In June 1972 Ramparts, a radical magazine in California, was closed down by police at the request of the telephone company. Mistakenly believing they were covered by the First Amendment, Ramparts published material that had long existed in the geek world: designs for a "blue box." A blue box is a mechanical device able to mimic a 2600 hertz tone, allowing the user to access long-distance lines for free. Blue-box building has been a time-honored hacker pastime, done by such computer luminaries as Stewart Nelson (one of the earliest MIT hackers) and Steve Wozniak, cofounder of Apple Computer.
Steve Wozniak made and sold Blue Boxes like this one (Image courtesy of The Computer Museum History Center).

Blue boxing was hardly the earliest form of phone hacking, otherwise known as "phreaking." In The Hacker Crackdown, author Bruce Sterling points out that the practice is as old as Alexander Graham Bell himself -- the earliest telephone operators were teenage boys, who were later replaced by women because the boys routinely played pranks with incoming calls.

The debate about whether phreaking deserves to be considered a serious crime has a long history. Sterling puts it this way: "If you're not damaging the phone system, and you're not using up any tangible resource, and if nobody finds out what you did, then what real harm have you done? What exactly have you 'stolen,' anyway?" Phone companies have always felt differently, of course, viewing their maintenance of the nation's phone lines to be a public trust.

During the 1970s, the public trust was precisely what was coming under critique. When a federal tax was placed on phone service during the Vietnam War, the Yippies -- members of the Youth International Party -- advocated stealing phone service as a legitimate way to protest the war. Party Line, the phreaking newsletter founded by Yippies Abbie Hoffman and "Al Bell," inspired a later group known as TAP (Technical Assistance Program). By the time "Tom Edison" took over the TAP newsletter, its 1400 readers had shifted their interests according to changes in the phone industry: instead of building blue boxes, they were learning how to hack computerized telex switches.

When Edison's computer was stolen and his house was set on fire in 1983, the TAP newsletter died out. But by this time, underground BBSs (bulletin board systems) devoted to phreaking were flourishing, and "philes" (files detailing tricks of the phreaking trade) were available to anyone with a modem and a password.
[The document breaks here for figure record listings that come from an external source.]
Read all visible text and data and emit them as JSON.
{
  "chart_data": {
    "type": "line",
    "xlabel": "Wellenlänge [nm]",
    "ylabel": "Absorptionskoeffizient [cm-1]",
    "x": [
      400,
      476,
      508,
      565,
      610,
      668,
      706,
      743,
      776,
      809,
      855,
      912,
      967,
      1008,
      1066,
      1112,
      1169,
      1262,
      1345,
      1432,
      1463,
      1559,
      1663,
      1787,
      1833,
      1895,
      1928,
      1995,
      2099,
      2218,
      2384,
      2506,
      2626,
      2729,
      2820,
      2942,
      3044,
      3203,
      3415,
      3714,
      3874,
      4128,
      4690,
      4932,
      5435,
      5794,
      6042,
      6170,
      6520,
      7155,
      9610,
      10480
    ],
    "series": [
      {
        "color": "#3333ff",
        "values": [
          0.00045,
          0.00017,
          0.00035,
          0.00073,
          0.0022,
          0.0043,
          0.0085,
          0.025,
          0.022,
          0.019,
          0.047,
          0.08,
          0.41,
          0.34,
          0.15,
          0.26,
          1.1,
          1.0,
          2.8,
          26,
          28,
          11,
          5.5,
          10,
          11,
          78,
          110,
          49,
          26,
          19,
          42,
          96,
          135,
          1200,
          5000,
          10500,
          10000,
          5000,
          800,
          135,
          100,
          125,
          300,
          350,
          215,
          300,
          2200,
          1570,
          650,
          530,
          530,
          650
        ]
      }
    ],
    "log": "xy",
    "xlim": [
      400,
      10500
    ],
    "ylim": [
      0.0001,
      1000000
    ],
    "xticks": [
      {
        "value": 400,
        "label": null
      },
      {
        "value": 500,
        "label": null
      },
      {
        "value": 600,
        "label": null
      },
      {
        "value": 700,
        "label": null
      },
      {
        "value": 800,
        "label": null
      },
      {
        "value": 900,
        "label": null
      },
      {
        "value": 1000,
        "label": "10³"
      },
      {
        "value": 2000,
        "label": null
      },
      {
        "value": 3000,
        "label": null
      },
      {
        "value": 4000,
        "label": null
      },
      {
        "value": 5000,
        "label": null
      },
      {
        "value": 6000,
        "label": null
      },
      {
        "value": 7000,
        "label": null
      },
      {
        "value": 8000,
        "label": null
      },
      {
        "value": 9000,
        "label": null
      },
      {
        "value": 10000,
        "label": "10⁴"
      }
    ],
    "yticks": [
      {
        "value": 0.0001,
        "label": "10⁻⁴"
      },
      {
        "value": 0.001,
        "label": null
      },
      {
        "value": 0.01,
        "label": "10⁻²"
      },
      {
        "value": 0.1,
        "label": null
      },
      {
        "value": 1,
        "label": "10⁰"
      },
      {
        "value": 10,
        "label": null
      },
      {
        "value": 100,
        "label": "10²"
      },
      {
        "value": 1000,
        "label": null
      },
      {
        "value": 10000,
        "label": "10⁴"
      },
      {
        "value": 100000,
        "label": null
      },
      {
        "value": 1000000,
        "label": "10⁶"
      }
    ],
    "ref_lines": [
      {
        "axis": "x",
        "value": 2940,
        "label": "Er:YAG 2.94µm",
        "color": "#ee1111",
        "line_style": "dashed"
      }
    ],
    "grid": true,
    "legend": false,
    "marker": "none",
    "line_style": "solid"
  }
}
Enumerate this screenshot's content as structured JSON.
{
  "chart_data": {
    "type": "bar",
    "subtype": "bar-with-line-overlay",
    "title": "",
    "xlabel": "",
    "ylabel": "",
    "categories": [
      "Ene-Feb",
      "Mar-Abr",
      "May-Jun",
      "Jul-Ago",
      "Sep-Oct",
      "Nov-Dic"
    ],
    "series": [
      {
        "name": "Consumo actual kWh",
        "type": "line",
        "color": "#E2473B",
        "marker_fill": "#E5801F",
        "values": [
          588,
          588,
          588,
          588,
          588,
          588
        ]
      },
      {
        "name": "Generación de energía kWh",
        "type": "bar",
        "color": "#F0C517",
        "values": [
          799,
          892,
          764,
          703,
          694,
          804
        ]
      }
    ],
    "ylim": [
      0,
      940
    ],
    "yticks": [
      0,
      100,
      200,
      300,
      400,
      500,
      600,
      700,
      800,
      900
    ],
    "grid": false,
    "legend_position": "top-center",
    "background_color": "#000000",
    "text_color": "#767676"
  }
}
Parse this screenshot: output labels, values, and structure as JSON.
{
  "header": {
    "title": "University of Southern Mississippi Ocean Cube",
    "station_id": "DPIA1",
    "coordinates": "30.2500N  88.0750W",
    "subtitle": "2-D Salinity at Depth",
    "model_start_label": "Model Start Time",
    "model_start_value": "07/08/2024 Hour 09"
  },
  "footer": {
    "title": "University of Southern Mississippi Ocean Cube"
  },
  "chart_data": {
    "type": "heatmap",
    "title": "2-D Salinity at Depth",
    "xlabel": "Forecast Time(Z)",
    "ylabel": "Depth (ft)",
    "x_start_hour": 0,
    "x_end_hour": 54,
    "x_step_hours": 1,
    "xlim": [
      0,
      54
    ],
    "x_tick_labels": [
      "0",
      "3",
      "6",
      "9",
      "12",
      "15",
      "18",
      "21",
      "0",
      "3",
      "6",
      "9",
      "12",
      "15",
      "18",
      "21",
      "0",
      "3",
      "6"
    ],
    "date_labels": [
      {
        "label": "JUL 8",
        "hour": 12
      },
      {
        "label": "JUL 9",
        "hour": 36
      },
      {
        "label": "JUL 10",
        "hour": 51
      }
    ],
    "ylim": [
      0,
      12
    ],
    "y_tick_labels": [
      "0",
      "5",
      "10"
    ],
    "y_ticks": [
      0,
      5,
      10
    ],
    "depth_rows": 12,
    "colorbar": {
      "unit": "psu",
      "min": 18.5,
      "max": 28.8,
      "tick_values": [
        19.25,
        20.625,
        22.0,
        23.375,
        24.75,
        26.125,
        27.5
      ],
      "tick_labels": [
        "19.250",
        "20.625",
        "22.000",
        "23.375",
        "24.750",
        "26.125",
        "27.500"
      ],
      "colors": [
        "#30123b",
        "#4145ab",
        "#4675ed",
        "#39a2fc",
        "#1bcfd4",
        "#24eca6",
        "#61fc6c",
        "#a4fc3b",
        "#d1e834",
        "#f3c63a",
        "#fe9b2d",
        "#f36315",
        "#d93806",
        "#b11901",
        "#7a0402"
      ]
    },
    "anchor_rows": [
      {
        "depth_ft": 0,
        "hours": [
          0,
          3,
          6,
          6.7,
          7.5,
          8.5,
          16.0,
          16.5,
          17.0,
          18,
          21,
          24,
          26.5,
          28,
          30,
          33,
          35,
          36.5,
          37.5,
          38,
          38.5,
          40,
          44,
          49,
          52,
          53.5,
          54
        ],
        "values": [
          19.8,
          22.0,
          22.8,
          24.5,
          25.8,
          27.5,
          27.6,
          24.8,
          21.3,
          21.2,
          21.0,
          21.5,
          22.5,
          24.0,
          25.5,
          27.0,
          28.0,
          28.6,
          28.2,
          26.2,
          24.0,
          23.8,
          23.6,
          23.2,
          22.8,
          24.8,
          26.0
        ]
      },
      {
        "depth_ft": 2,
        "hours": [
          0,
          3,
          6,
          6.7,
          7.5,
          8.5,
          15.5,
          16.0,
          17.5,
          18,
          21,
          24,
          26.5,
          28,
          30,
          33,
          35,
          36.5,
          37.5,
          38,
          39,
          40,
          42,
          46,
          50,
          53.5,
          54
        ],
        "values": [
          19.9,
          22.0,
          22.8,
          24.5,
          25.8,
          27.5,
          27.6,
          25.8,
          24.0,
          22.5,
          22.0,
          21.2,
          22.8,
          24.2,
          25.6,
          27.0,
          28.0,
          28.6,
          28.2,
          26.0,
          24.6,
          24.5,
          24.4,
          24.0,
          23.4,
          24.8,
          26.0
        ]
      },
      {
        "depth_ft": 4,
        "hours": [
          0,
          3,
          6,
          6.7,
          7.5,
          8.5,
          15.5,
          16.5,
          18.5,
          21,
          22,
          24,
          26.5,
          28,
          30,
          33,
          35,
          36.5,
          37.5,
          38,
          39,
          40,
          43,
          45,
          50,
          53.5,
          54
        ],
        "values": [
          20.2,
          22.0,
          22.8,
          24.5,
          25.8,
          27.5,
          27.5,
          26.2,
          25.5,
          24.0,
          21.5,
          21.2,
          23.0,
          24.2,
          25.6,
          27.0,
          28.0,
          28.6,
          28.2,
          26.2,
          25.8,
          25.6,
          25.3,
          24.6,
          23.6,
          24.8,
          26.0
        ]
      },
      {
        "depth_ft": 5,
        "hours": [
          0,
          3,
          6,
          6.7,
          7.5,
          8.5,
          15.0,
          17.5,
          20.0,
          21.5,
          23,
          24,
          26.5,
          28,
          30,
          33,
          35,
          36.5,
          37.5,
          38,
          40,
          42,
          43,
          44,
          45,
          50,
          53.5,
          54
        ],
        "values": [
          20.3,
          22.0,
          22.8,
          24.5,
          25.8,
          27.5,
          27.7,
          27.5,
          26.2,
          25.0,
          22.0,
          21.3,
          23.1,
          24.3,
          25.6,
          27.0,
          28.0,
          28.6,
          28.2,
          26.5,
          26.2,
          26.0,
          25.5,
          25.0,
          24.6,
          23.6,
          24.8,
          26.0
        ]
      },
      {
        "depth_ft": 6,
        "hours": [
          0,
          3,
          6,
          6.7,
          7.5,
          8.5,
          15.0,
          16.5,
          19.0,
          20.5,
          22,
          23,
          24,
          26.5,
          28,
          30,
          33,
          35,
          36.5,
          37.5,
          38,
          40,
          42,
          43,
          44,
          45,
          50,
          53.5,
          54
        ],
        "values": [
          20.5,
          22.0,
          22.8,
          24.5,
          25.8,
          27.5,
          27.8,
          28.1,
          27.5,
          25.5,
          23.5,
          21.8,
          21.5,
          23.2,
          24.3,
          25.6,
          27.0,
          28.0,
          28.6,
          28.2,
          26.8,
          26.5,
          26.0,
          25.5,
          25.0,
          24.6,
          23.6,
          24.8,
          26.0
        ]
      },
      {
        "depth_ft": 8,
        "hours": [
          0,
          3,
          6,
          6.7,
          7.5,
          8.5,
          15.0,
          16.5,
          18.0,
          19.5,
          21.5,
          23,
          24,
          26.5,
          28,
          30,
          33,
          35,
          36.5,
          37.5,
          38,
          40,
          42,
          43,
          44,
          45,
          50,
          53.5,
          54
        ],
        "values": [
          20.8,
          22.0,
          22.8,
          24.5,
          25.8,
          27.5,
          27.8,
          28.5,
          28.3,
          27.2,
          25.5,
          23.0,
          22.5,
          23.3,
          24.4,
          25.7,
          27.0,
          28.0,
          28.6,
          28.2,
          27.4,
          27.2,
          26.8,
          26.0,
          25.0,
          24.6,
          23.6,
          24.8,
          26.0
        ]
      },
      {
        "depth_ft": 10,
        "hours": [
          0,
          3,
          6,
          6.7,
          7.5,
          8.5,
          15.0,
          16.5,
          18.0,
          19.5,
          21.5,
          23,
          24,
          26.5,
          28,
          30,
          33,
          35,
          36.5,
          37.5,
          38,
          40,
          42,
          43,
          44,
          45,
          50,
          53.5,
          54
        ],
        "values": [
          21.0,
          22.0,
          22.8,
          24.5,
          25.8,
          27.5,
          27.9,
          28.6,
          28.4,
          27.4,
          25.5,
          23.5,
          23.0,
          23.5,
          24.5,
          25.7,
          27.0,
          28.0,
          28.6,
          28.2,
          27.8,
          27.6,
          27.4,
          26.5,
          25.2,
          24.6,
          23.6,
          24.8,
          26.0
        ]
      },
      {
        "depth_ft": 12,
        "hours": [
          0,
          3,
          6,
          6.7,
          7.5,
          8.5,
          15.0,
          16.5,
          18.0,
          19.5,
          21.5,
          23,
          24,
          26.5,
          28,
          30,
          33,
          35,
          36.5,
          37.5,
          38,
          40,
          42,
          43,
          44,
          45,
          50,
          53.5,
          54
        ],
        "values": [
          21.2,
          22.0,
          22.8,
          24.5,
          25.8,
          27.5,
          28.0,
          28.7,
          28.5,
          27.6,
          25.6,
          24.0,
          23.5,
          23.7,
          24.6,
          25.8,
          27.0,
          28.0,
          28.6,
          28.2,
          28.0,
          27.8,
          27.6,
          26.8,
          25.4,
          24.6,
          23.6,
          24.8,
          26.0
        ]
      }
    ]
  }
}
Because today's telephone networks are increasingly digital -- consisting of components like cellular routes, voice mail systems, and satellite linkups -- it's hard to tell the difference between a computer hacker and a phreaker. But while hackers are primarily stereotyped as American teenage males, phreakers run the gamut of gender, age, and nationality. This may explain the fact that while hackers have their champions in the computing world, there have been no texts examining the history of phreaking to date. Furthermore, because exploring phone companies' computers is a federal offense, the most stringently prosecuted hacking crimes today are phone system hacks. The message is clear: if you hack a phone company, you go to jail.